Russ Roberts: That’s a challenging question, considering my expertise lies elsewhere. However, I believe that historically, there was a consensus narrative that was easier to rally around, particularly among the political elite. As more diverse voices gained representation, the narrative became more complex and challenging to navigate.
America has an impressive history, but it is also riddled with flaws—its treatment of Native Americans and people of color, to name a few. The idealism of the American narrative has been deeply scrutinized, particularly as it struggles to accommodate a more diverse society.
Different leaders have attempted to define this narrative, but in today’s context, it seems increasingly fragmented and unsatisfactory for many.
This fragmentation also explains why libertarian economic principles are struggling to find their footing amid these identity-driven discussions.

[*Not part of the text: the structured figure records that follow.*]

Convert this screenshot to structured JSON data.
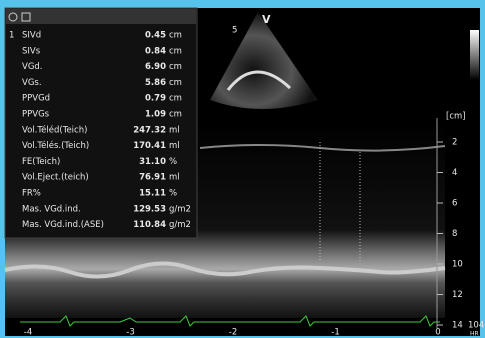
{
  "header": {
    "index": "1"
  },
  "measurements": [
    {
      "label": "SIVd",
      "value": "0.45",
      "unit": "cm"
    },
    {
      "label": "SIVs",
      "value": "0.84",
      "unit": "cm"
    },
    {
      "label": "VGd.",
      "value": "6.90",
      "unit": "cm"
    },
    {
      "label": "VGs.",
      "value": "5.86",
      "unit": "cm"
    },
    {
      "label": "PPVGd",
      "value": "0.79",
      "unit": "cm"
    },
    {
      "label": "PPVGs",
      "value": "1.09",
      "unit": "cm"
    },
    {
      "label": "Vol.Téléd(Teich)",
      "value": "247.32",
      "unit": "ml"
    },
    {
      "label": "Vol.Télés.(Teich)",
      "value": "170.41",
      "unit": "ml"
    },
    {
      "label": "FE(Teich)",
      "value": "31.10",
      "unit": "%"
    },
    {
      "label": "Vol.Eject.(teich)",
      "value": "76.91",
      "unit": "ml"
    },
    {
      "label": "FR%",
      "value": "15.11",
      "unit": "%"
    },
    {
      "label": "Mas. VGd.ind.",
      "value": "129.53",
      "unit": "g/m2"
    },
    {
      "label": "Mas. VGd.ind.(ASE)",
      "value": "110.84",
      "unit": "g/m2"
    }
  ],
  "sector_labels": {
    "depth_start": "5",
    "mode": "V"
  },
  "depth_scale": {
    "unit": "[cm]",
    "ticks": [
      "2",
      "4",
      "6",
      "8",
      "10",
      "12",
      "14"
    ]
  },
  "time_axis": {
    "ticks": [
      "-4",
      "-3",
      "-2",
      "-1",
      "0"
    ]
  },
  "heart_rate": {
    "value": "104",
    "label": "HR"
  }
}
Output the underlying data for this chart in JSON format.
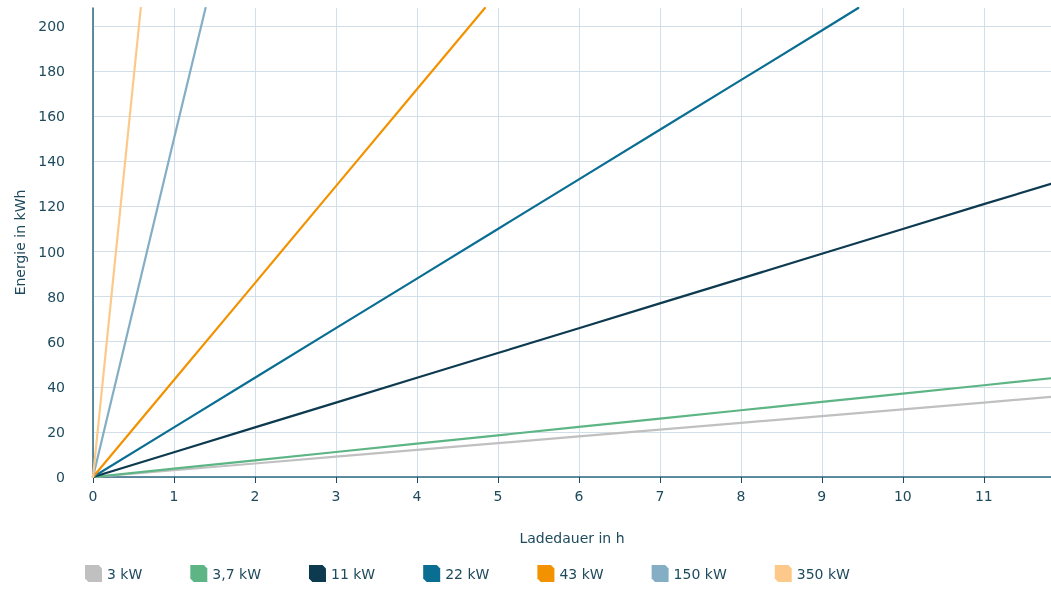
{
  "chart_data": {
    "type": "line",
    "xlabel": "Ladedauer in h",
    "ylabel": "Energie in kWh",
    "xlim": [
      0,
      11.83
    ],
    "xticks": [
      0,
      1,
      2,
      3,
      4,
      5,
      6,
      7,
      8,
      9,
      10,
      11
    ],
    "ylim": [
      0,
      208
    ],
    "yticks": [
      0,
      20,
      40,
      60,
      80,
      100,
      120,
      140,
      160,
      180,
      200
    ],
    "grid": true,
    "legend": "bottom",
    "marker": "none",
    "line_style": "solid",
    "series": [
      {
        "name": "3 kW",
        "color": "#c0c0c0",
        "x": [
          0,
          1,
          2,
          3,
          4,
          5,
          6,
          7,
          8,
          9,
          10,
          11,
          11.83
        ],
        "values": [
          0,
          3,
          6,
          9,
          12,
          15,
          18,
          21,
          24,
          27,
          30,
          33,
          35.5
        ]
      },
      {
        "name": "3,7 kW",
        "color": "#5db585",
        "x": [
          0,
          1,
          2,
          3,
          4,
          5,
          6,
          7,
          8,
          9,
          10,
          11,
          11.83
        ],
        "values": [
          0,
          3.7,
          7.4,
          11.1,
          14.8,
          18.5,
          22.2,
          25.9,
          29.6,
          33.3,
          37,
          40.7,
          43.8
        ]
      },
      {
        "name": "11 kW",
        "color": "#0d3a4f",
        "x": [
          0,
          1,
          2,
          3,
          4,
          5,
          6,
          7,
          8,
          9,
          10,
          11,
          11.83
        ],
        "values": [
          0,
          11,
          22,
          33,
          44,
          55,
          66,
          77,
          88,
          99,
          110,
          121,
          130
        ]
      },
      {
        "name": "22 kW",
        "color": "#0a6e93",
        "x": [
          0,
          1,
          2,
          3,
          4,
          5,
          6,
          7,
          8,
          9,
          9.45
        ],
        "values": [
          0,
          22,
          44,
          66,
          88,
          110,
          132,
          154,
          176,
          198,
          208
        ]
      },
      {
        "name": "43 kW",
        "color": "#f39200",
        "x": [
          0,
          1,
          2,
          3,
          4,
          4.84
        ],
        "values": [
          0,
          43,
          86,
          129,
          172,
          208
        ]
      },
      {
        "name": "150 kW",
        "color": "#84aec4",
        "x": [
          0,
          1,
          1.39
        ],
        "values": [
          0,
          150,
          208
        ]
      },
      {
        "name": "350 kW",
        "color": "#fdc98a",
        "x": [
          0,
          0.59
        ],
        "values": [
          0,
          208
        ]
      }
    ]
  }
}
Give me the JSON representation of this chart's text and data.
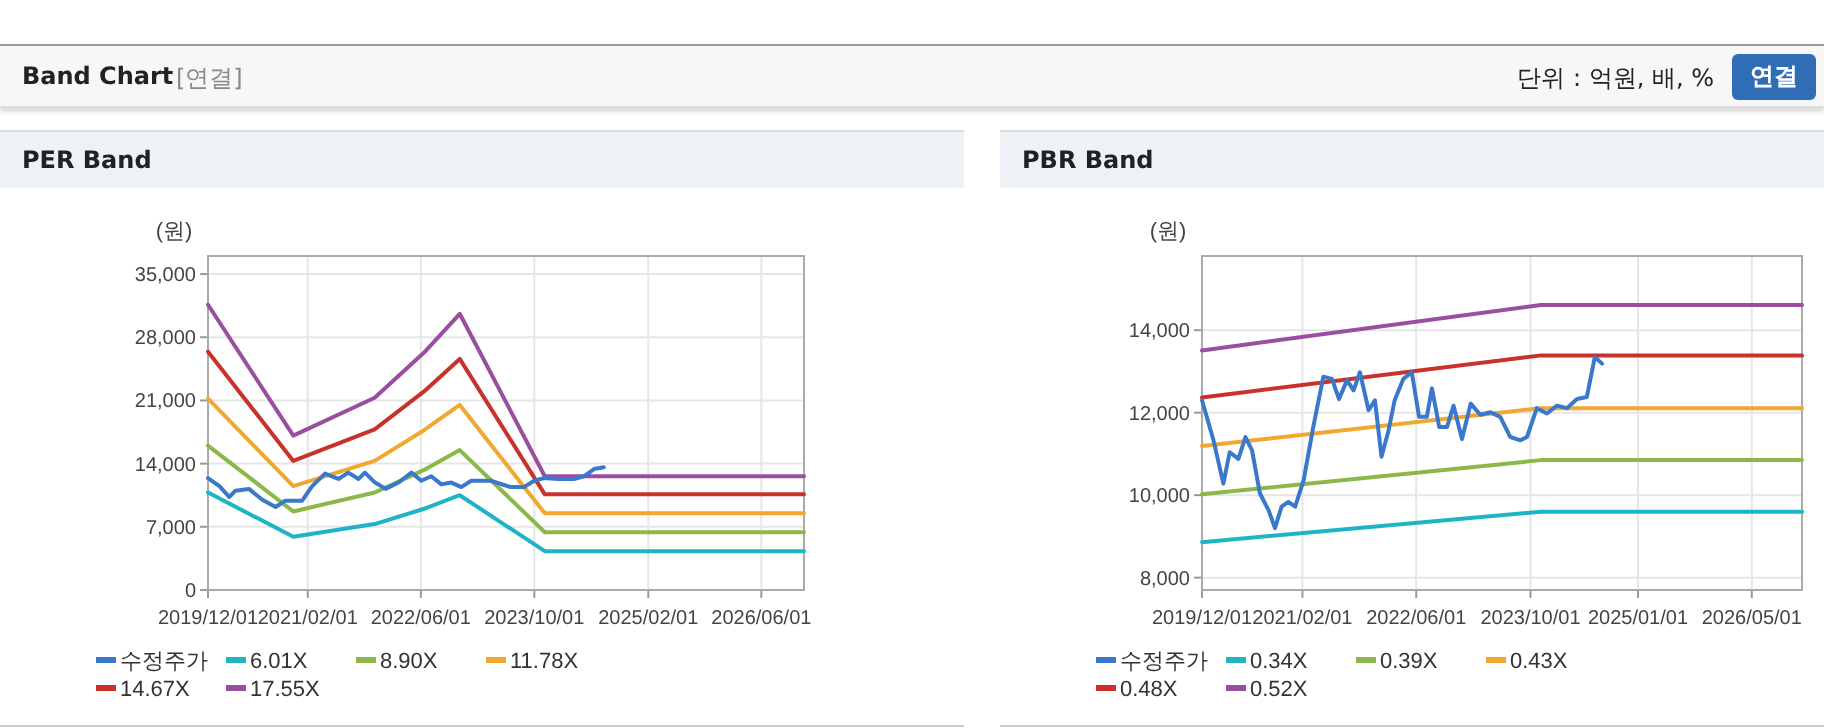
{
  "chart_data": [
    {
      "type": "line",
      "title": "PER Band",
      "ylabel": "(원)",
      "annotations": [
        "Band Chart",
        "[연결]",
        "단위 : 억원, 배, %",
        "연결"
      ],
      "xlim": [
        "2019-12-01",
        "2026-12-01"
      ],
      "xticks": [
        {
          "value": "2019-12-01",
          "label": "2019/12/01"
        },
        {
          "value": "2021-02-01",
          "label": "2021/02/01"
        },
        {
          "value": "2022-06-01",
          "label": "2022/06/01"
        },
        {
          "value": "2023-10-01",
          "label": "2023/10/01"
        },
        {
          "value": "2025-02-01",
          "label": "2025/02/01"
        },
        {
          "value": "2026-06-01",
          "label": "2026/06/01"
        }
      ],
      "ylim": [
        0,
        37000
      ],
      "yticks": [
        0,
        {
          "value": 7000,
          "label": "7,000"
        },
        {
          "value": 14000,
          "label": "14,000"
        },
        {
          "value": 21000,
          "label": "21,000"
        },
        {
          "value": 28000,
          "label": "28,000"
        },
        {
          "value": 35000,
          "label": "35,000"
        }
      ],
      "grid": true,
      "legend": "bottom",
      "marker": "none",
      "line_style": "solid",
      "series": [
        {
          "name": "수정주가",
          "color": "#3a78cc",
          "x": [
            "2019-12-01",
            "2020-01-19",
            "2020-03-01",
            "2020-03-28",
            "2020-05-25",
            "2020-07-21",
            "2020-09-16",
            "2020-10-28",
            "2021-01-08",
            "2021-02-20",
            "2021-04-16",
            "2021-06-13",
            "2021-07-25",
            "2021-09-07",
            "2021-10-04",
            "2021-11-17",
            "2022-01-01",
            "2022-02-25",
            "2022-04-22",
            "2022-06-03",
            "2022-07-16",
            "2022-08-28",
            "2022-10-10",
            "2022-11-22",
            "2023-01-03",
            "2023-03-28",
            "2023-06-22",
            "2023-08-18",
            "2023-09-30",
            "2023-11-12",
            "2024-01-09",
            "2024-03-19",
            "2024-05-01",
            "2024-06-13",
            "2024-07-25"
          ],
          "values": [
            12400,
            11500,
            10300,
            11000,
            11200,
            10000,
            9200,
            9900,
            9900,
            11500,
            12900,
            12300,
            13000,
            12300,
            13000,
            11900,
            11200,
            11900,
            13000,
            12100,
            12600,
            11700,
            11900,
            11400,
            12100,
            12100,
            11400,
            11400,
            12100,
            12400,
            12300,
            12300,
            12600,
            13400,
            13600
          ]
        },
        {
          "name": "6.01X",
          "color": "#1eb4c6",
          "x": [
            "2019-12-01",
            "2020-12-01",
            "2021-11-15",
            "2022-06-15",
            "2022-11-15",
            "2023-11-15",
            "2026-12-01"
          ],
          "values": [
            10800,
            5900,
            7300,
            9000,
            10500,
            4300,
            4300
          ]
        },
        {
          "name": "8.90X",
          "color": "#8cb84a",
          "x": [
            "2019-12-01",
            "2020-12-01",
            "2021-11-15",
            "2022-06-15",
            "2022-11-15",
            "2023-11-15",
            "2026-12-01"
          ],
          "values": [
            16000,
            8700,
            10800,
            13300,
            15500,
            6400,
            6400
          ]
        },
        {
          "name": "11.78X",
          "color": "#f0a830",
          "x": [
            "2019-12-01",
            "2020-12-01",
            "2021-11-15",
            "2022-06-15",
            "2022-11-15",
            "2023-11-15",
            "2026-12-01"
          ],
          "values": [
            21200,
            11500,
            14300,
            17700,
            20500,
            8500,
            8500
          ]
        },
        {
          "name": "14.67X",
          "color": "#c8322a",
          "x": [
            "2019-12-01",
            "2020-12-01",
            "2021-11-15",
            "2022-06-15",
            "2022-11-15",
            "2023-11-15",
            "2026-12-01"
          ],
          "values": [
            26400,
            14300,
            17800,
            22000,
            25600,
            10600,
            10600
          ]
        },
        {
          "name": "17.55X",
          "color": "#9a4ea0",
          "x": [
            "2019-12-01",
            "2020-12-01",
            "2021-11-15",
            "2022-06-15",
            "2022-11-15",
            "2023-11-15",
            "2026-12-01"
          ],
          "values": [
            31600,
            17100,
            21300,
            26300,
            30600,
            12600,
            12600
          ]
        }
      ]
    },
    {
      "type": "line",
      "title": "PBR Band",
      "ylabel": "(원)",
      "xlim": [
        "2019-12-01",
        "2026-12-01"
      ],
      "xticks": [
        {
          "value": "2019-12-01",
          "label": "2019/12/01"
        },
        {
          "value": "2021-02-01",
          "label": "2021/02/01"
        },
        {
          "value": "2022-06-01",
          "label": "2022/06/01"
        },
        {
          "value": "2023-10-01",
          "label": "2023/10/01"
        },
        {
          "value": "2025-01-01",
          "label": "2025/01/01"
        },
        {
          "value": "2026-05-01",
          "label": "2026/05/01"
        }
      ],
      "ylim": [
        7700,
        15800
      ],
      "yticks": [
        {
          "value": 8000,
          "label": "8,000"
        },
        {
          "value": 10000,
          "label": "10,000"
        },
        {
          "value": 12000,
          "label": "12,000"
        },
        {
          "value": 14000,
          "label": "14,000"
        }
      ],
      "grid": true,
      "legend": "bottom",
      "marker": "none",
      "line_style": "solid",
      "series": [
        {
          "name": "수정주가",
          "color": "#3a78cc",
          "x": [
            "2019-12-01",
            "2020-01-19",
            "2020-03-01",
            "2020-03-28",
            "2020-05-04",
            "2020-06-03",
            "2020-07-01",
            "2020-08-04",
            "2020-09-10",
            "2020-10-07",
            "2020-11-04",
            "2020-12-03",
            "2021-01-01",
            "2021-02-06",
            "2021-03-19",
            "2021-05-01",
            "2021-06-07",
            "2021-07-07",
            "2021-08-10",
            "2021-09-07",
            "2021-10-04",
            "2021-11-10",
            "2021-12-07",
            "2022-01-04",
            "2022-02-03",
            "2022-03-01",
            "2022-04-07",
            "2022-05-13",
            "2022-06-13",
            "2022-07-16",
            "2022-08-07",
            "2022-09-07",
            "2022-10-10",
            "2022-11-07",
            "2022-12-13",
            "2023-01-19",
            "2023-03-01",
            "2023-04-13",
            "2023-05-25",
            "2023-07-07",
            "2023-08-19",
            "2023-09-16",
            "2023-10-28",
            "2023-12-10",
            "2024-01-22",
            "2024-03-04",
            "2024-04-16",
            "2024-05-28",
            "2024-07-01",
            "2024-08-01"
          ],
          "values": [
            12300,
            11330,
            10280,
            11040,
            10880,
            11410,
            11090,
            10040,
            9630,
            9200,
            9720,
            9840,
            9720,
            10360,
            11650,
            12870,
            12820,
            12330,
            12790,
            12540,
            12980,
            12060,
            12300,
            10930,
            11570,
            12300,
            12820,
            12980,
            11900,
            11900,
            12590,
            11650,
            11650,
            12170,
            11360,
            12220,
            11950,
            12010,
            11900,
            11410,
            11330,
            11410,
            12110,
            11980,
            12170,
            12110,
            12330,
            12380,
            13350,
            13190
          ]
        },
        {
          "name": "0.34X",
          "color": "#1eb4c6",
          "x": [
            "2019-12-01",
            "2023-11-15",
            "2026-12-01"
          ],
          "values": [
            8860,
            9600,
            9600
          ]
        },
        {
          "name": "0.39X",
          "color": "#8cb84a",
          "x": [
            "2019-12-01",
            "2023-11-15",
            "2026-12-01"
          ],
          "values": [
            10020,
            10850,
            10850
          ]
        },
        {
          "name": "0.43X",
          "color": "#f0a830",
          "x": [
            "2019-12-01",
            "2023-11-15",
            "2026-12-01"
          ],
          "values": [
            11190,
            12110,
            12110
          ]
        },
        {
          "name": "0.48X",
          "color": "#c8322a",
          "x": [
            "2019-12-01",
            "2023-11-15",
            "2026-12-01"
          ],
          "values": [
            12370,
            13390,
            13390
          ]
        },
        {
          "name": "0.52X",
          "color": "#9a4ea0",
          "x": [
            "2019-12-01",
            "2023-11-15",
            "2026-12-01"
          ],
          "values": [
            13510,
            14610,
            14610
          ]
        }
      ]
    }
  ]
}
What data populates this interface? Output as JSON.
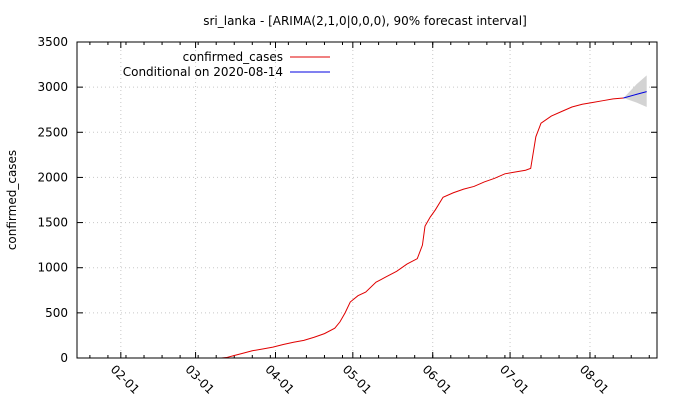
{
  "chart_data": {
    "type": "line",
    "title": "sri_lanka -  [ARIMA(2,1,0|0,0,0), 90% forecast interval]",
    "xlabel": "",
    "ylabel": "confirmed_cases",
    "ylim": [
      0,
      3500
    ],
    "xlim": [
      "2020-01-15",
      "2020-08-27"
    ],
    "yticks": [
      0,
      500,
      1000,
      1500,
      2000,
      2500,
      3000,
      3500
    ],
    "xticks": [
      {
        "date": "2020-02-01",
        "label": "02-01"
      },
      {
        "date": "2020-03-01",
        "label": "03-01"
      },
      {
        "date": "2020-04-01",
        "label": "04-01"
      },
      {
        "date": "2020-05-01",
        "label": "05-01"
      },
      {
        "date": "2020-06-01",
        "label": "06-01"
      },
      {
        "date": "2020-07-01",
        "label": "07-01"
      },
      {
        "date": "2020-08-01",
        "label": "08-01"
      }
    ],
    "grid": true,
    "legend_position": "top-right",
    "series": [
      {
        "name": "confirmed_cases",
        "color": "#e00000",
        "points": [
          [
            "2020-03-11",
            0
          ],
          [
            "2020-03-13",
            5
          ],
          [
            "2020-03-16",
            28
          ],
          [
            "2020-03-19",
            50
          ],
          [
            "2020-03-23",
            80
          ],
          [
            "2020-03-27",
            100
          ],
          [
            "2020-03-31",
            120
          ],
          [
            "2020-04-04",
            150
          ],
          [
            "2020-04-08",
            175
          ],
          [
            "2020-04-12",
            195
          ],
          [
            "2020-04-16",
            230
          ],
          [
            "2020-04-20",
            270
          ],
          [
            "2020-04-24",
            330
          ],
          [
            "2020-04-26",
            400
          ],
          [
            "2020-04-28",
            500
          ],
          [
            "2020-04-30",
            620
          ],
          [
            "2020-05-03",
            690
          ],
          [
            "2020-05-06",
            730
          ],
          [
            "2020-05-10",
            840
          ],
          [
            "2020-05-14",
            900
          ],
          [
            "2020-05-18",
            960
          ],
          [
            "2020-05-22",
            1040
          ],
          [
            "2020-05-26",
            1100
          ],
          [
            "2020-05-28",
            1250
          ],
          [
            "2020-05-29",
            1460
          ],
          [
            "2020-05-31",
            1560
          ],
          [
            "2020-06-02",
            1640
          ],
          [
            "2020-06-05",
            1780
          ],
          [
            "2020-06-09",
            1830
          ],
          [
            "2020-06-13",
            1870
          ],
          [
            "2020-06-17",
            1900
          ],
          [
            "2020-06-21",
            1950
          ],
          [
            "2020-06-25",
            1990
          ],
          [
            "2020-06-29",
            2040
          ],
          [
            "2020-07-03",
            2060
          ],
          [
            "2020-07-07",
            2080
          ],
          [
            "2020-07-09",
            2100
          ],
          [
            "2020-07-11",
            2450
          ],
          [
            "2020-07-13",
            2600
          ],
          [
            "2020-07-17",
            2680
          ],
          [
            "2020-07-21",
            2730
          ],
          [
            "2020-07-25",
            2780
          ],
          [
            "2020-07-29",
            2810
          ],
          [
            "2020-08-02",
            2830
          ],
          [
            "2020-08-06",
            2850
          ],
          [
            "2020-08-10",
            2870
          ],
          [
            "2020-08-14",
            2880
          ]
        ]
      },
      {
        "name": "Conditional on 2020-08-14",
        "color": "#0000e0",
        "points": [
          [
            "2020-08-14",
            2880
          ],
          [
            "2020-08-19",
            2920
          ],
          [
            "2020-08-23",
            2950
          ]
        ]
      }
    ],
    "forecast_interval": {
      "color": "#d3d3d3",
      "points": [
        [
          "2020-08-14",
          2880,
          2880
        ],
        [
          "2020-08-19",
          2830,
          3030
        ],
        [
          "2020-08-23",
          2780,
          3130
        ]
      ]
    }
  }
}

Noah Smith: I would argue that Franklin Delano Roosevelt had a significant impact on American identity. His rhetoric fostered a sense of unity, despite the contradictions in his administration’s actions, such as the internment of Japanese Americans during World War II.
Russ Roberts: Indeed, leaders like FDR and Reagan were able to unify the country during times of crisis, but their approaches also came with complexities and compromises. They navigated significant challenges, shaping the narratives that resonated during their respective eras.
In times of upheaval, external threats often create a backdrop that enhances a leader’s ability to forge a cohesive identity, leading to broader consensus.
Noah Smith: That’s a compelling point. However, I believe exceptional leadership is crucial. Figures like Washington, Lincoln, FDR, and Reagan had the opportunity to shape America’s trajectory during pivotal moments, but their choices weren’t without flaws.
While they made significant contributions, they also faced backlash for their decisions, illustrating the complexity of leadership in defining national identity.